Il Piace ai suoi tifosi: parte il piano di azionariato popolare

04 Maggio 2013

Escludendo Roma, Juventus e Lazio, le sole società calcistiche italiane quotate in Borsa, Piacenza si appresta a vivere un’esperienza unica nel suo genere. Parte ufficialmente il piano di apertura del capitale mediante azionariato diffuso; in parole povere, si offre la possibilità ai tifosi di entrare a far parte del nuovo Piace.
La prima fase operativa prevede la sottoscrizione da parte dei soggetti interessati di una lettera d’intenti con la quale, entro il 31 maggio, ma potrebbe esserci una proroga, si raccoglieranno le adesioni. Quale lo scenario futuro? La famiglia Gatti rimarrebbe proprietaria della maggioranza delle quote, il Salva Piace, soggetto nato in estate per la gestione post- fallimento, conferirebbe il marchio, mentre istituzioni, imprenditori e tifosi con la loro sottoscrizione, diventerebbero parte integrante del nuovo corso societario per la quota residua. Si cerca di dare ulteriore slancio al legame città e Piacenza Calcio.

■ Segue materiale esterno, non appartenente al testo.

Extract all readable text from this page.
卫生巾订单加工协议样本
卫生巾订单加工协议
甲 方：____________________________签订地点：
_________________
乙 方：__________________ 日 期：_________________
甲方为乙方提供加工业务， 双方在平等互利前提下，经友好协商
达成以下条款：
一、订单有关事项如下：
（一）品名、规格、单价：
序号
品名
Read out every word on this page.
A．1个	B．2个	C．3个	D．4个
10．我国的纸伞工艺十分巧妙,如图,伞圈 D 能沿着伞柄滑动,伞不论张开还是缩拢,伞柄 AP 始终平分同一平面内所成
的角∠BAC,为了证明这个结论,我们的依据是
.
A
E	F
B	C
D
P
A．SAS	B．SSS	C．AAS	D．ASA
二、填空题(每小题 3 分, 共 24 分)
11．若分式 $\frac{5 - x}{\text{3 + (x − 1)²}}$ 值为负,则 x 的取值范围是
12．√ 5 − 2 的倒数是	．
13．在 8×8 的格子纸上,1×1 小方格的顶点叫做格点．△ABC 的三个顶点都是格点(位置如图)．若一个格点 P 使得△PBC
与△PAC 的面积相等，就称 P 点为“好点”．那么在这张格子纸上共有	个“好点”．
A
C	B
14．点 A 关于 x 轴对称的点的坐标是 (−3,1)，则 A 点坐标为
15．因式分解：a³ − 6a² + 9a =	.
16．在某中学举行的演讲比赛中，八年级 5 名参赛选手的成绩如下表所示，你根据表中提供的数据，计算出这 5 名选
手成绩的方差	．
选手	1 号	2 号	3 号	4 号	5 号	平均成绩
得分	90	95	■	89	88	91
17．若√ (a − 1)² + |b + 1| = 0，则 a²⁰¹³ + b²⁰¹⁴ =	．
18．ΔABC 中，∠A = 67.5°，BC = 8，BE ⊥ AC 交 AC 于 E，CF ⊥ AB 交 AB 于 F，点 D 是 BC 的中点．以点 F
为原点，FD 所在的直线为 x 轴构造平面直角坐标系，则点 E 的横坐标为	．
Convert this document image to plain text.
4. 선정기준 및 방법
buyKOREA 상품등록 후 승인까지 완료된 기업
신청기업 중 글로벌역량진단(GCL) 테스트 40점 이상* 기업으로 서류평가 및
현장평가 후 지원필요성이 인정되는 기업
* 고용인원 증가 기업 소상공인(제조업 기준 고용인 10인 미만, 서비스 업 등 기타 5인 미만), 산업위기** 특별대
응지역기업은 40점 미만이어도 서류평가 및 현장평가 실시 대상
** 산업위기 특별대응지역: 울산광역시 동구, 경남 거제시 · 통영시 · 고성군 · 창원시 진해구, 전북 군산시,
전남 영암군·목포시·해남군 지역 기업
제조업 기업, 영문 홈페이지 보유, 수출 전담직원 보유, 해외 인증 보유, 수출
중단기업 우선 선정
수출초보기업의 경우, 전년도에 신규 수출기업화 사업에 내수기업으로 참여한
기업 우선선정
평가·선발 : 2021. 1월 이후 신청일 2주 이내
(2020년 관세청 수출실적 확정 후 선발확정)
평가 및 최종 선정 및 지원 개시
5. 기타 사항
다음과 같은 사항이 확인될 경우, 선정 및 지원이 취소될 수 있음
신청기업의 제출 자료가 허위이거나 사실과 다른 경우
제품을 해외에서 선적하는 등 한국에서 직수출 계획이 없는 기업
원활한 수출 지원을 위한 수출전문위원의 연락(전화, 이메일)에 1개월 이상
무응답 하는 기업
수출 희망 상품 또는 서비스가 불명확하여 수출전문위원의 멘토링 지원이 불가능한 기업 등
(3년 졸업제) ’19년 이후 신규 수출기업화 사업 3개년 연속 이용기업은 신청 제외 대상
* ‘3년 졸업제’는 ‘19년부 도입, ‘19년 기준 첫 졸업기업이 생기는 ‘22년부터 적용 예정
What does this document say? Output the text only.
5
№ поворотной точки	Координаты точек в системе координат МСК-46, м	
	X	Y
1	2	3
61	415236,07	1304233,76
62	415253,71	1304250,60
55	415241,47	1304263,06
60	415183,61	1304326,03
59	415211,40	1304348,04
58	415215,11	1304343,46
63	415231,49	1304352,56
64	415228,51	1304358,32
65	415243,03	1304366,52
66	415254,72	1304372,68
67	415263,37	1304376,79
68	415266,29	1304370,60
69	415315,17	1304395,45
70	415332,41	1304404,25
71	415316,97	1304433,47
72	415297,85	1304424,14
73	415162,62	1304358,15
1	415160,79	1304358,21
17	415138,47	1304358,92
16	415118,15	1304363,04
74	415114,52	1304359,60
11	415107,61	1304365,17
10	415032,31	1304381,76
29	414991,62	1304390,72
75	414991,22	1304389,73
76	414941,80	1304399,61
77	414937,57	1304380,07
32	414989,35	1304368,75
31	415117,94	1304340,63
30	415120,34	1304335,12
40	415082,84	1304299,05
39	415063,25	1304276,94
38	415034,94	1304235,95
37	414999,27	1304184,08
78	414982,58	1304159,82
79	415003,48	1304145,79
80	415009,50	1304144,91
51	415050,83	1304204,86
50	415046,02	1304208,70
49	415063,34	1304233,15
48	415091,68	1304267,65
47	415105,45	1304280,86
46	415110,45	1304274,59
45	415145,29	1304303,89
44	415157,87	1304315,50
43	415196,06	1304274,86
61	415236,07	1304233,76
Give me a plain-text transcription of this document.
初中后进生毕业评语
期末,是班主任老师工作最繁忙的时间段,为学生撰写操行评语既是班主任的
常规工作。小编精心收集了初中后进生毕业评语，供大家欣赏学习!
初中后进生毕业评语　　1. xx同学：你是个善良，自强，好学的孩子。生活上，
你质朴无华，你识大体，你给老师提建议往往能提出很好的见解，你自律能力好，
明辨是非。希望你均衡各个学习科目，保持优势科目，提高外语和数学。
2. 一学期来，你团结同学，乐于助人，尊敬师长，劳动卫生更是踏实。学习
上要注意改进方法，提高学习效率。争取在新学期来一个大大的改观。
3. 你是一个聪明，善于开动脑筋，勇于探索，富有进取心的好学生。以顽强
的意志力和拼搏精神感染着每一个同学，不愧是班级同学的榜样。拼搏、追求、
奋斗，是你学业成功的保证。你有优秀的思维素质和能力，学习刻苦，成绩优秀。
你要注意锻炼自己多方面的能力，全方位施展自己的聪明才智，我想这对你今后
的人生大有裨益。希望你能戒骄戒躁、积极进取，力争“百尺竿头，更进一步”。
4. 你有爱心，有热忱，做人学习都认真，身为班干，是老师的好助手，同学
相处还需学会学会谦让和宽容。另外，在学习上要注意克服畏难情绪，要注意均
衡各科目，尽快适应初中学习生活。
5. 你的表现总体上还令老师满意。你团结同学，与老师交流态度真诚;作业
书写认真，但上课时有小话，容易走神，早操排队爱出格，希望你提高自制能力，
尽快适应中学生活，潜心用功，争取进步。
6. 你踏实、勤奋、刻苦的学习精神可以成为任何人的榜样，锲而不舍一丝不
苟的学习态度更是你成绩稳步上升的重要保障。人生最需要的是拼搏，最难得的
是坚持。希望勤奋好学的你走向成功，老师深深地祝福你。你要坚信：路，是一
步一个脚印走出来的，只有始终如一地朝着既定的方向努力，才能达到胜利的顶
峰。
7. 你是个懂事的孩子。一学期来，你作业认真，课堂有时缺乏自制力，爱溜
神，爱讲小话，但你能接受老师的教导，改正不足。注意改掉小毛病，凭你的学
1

Centoventimila euro la quota di sottoscrizioni da raggiungere attraverso azioni dal valore nominale di 200 euro. Ci saranno pure pacchetti di azioni che garantirebbero ai sottoscrittori di godere di importanti agevolazioni. Le adesioni saranno raccolte presso la sede sociale di via Millo, sui canali web autorizzati e al Piace Point, un punto di riferimento della società biancorossa che, a brevissimo, sarà allestito in centro città.
Tifosi sempre più protagonisti dunque e, nelle prossime ore, sarà svelato l’esito del sondaggio di Libertà con il quale proprio i supporters biancorossi hanno scelto il nuovo nome del Piace, tra le tre opzioni possibili.